O brasileiro não tem memória.

Neste blog desmascaramos esta mentira.









sábado, 22 de novembro de 2014

Conhece-te a ti mesmo, Brasil (9): a questão da imediatidade

No Brasil há uma expressão interessante, utilizada para indicar uma situação financeira difícil, que diz que "fulano está vendendo o almoço para pagar o jantar".  Para mim, além da evidente alusão à falta de recursos, essa frase também serve para mostrar que o planejamento por aqui só vai até a próxima refeição.

Quando as pessoas estão lutando pela sobrevivência, na roda viva que a vida se tornou, tendem a pensar mais no presente. Na satisfação da necessidades de agora, em resolver problemas do hoje.

Quer ver algumas manifestações dessa mentalidade do imediato?

Os brasileiros raramente fazem testamentos.

Os brasileiros engajam-se alegremente em relacionamentos afetivos efêmeros.  Assim como os esquimós possuem dezenas de palavras para nomear a neve, e cada uma das pequenas diferenças merece um nome novo, assim fazem os brasileiros com a sua miríade de formas de relacionamento:  ficar, ter um rolo, namorar, noivar, namoridos, amizade colorida, entre outras categorias dinâmicas e permutáveis. É a única fila no Brasil que anda rápido.

O planejamento efetivo ainda parece ser um comportamento estranho entre nós.  Geralmente, nós fazemos gestões de crise (planejar para resolver o problema imediato), mas os planos de longa duração ainda são raridade.

O próprio conceito de longa duração para nós é estranho.  Curto prazo: hoje.  Médio prazo: um ano.  Longo prazo: de cinco a oito anos.

E ainda tem gente perguntando por que aconteceu a crise hídrica em São Paulo.

Acredito que esse senso de urgência, essa imediatidade, é uma das grandes responsáveis pela mentira deslavada de que o "brasileiro não tem memória".  É claro que vivendo apenas no presente e mirando as suas urgências, não sobra muito espaço para refletir sobre o passado e ou para planejar o futuro.

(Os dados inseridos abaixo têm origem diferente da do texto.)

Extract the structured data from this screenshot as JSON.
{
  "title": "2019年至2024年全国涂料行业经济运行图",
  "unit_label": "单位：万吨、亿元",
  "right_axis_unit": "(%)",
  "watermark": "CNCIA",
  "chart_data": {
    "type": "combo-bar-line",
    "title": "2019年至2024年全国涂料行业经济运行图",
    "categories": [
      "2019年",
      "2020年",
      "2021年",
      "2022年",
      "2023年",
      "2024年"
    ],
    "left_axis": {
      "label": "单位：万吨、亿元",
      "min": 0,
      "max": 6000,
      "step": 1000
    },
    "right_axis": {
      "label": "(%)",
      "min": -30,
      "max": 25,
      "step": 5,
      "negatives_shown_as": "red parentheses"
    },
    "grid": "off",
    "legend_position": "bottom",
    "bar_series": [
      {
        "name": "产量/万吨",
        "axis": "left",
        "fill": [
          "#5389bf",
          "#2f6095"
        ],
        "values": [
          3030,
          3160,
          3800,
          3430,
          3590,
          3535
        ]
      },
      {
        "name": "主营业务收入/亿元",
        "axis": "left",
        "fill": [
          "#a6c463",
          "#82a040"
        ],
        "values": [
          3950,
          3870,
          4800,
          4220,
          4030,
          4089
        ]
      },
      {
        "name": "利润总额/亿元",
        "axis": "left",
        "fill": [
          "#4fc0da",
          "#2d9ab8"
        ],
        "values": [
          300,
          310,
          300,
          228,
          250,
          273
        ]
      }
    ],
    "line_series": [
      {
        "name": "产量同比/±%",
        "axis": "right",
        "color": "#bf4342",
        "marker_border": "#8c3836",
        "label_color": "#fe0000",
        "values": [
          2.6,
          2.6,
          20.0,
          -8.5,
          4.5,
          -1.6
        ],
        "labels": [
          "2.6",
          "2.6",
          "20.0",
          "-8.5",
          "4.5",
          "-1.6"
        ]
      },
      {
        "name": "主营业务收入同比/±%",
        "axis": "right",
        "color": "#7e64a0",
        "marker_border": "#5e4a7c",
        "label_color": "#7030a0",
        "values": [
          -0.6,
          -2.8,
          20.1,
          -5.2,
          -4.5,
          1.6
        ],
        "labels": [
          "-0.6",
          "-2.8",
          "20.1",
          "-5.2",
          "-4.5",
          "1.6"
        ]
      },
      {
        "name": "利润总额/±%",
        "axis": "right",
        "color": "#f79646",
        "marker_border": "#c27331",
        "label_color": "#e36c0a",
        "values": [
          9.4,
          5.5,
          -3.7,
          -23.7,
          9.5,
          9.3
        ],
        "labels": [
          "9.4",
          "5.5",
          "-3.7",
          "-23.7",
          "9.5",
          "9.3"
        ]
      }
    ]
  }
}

Há quem considere que na pós-modernidade, época fragmentada, dinâmica e imprevisível, quase líquida no sentir de alguns, a adaptabilidade  pode ser considerada uma virtude.  Entretanto, essa adaptabilidade só será virtuosa se exercida dentro de um quadro maior de referência, contexto em que essas ações ganham coerência.

Sem essa moldura, projetos, políticas e ações tornam-se descontextualizados e fica difícil aferir a sua eficiência, restando essa sensação estranha de indefinição quanto a objetivos.  "Nenhum vento sopra a favor de quem não sabe para onde quer ir", frase tão sábia que é atribuída ora a Sêneca, ora a Montaigne.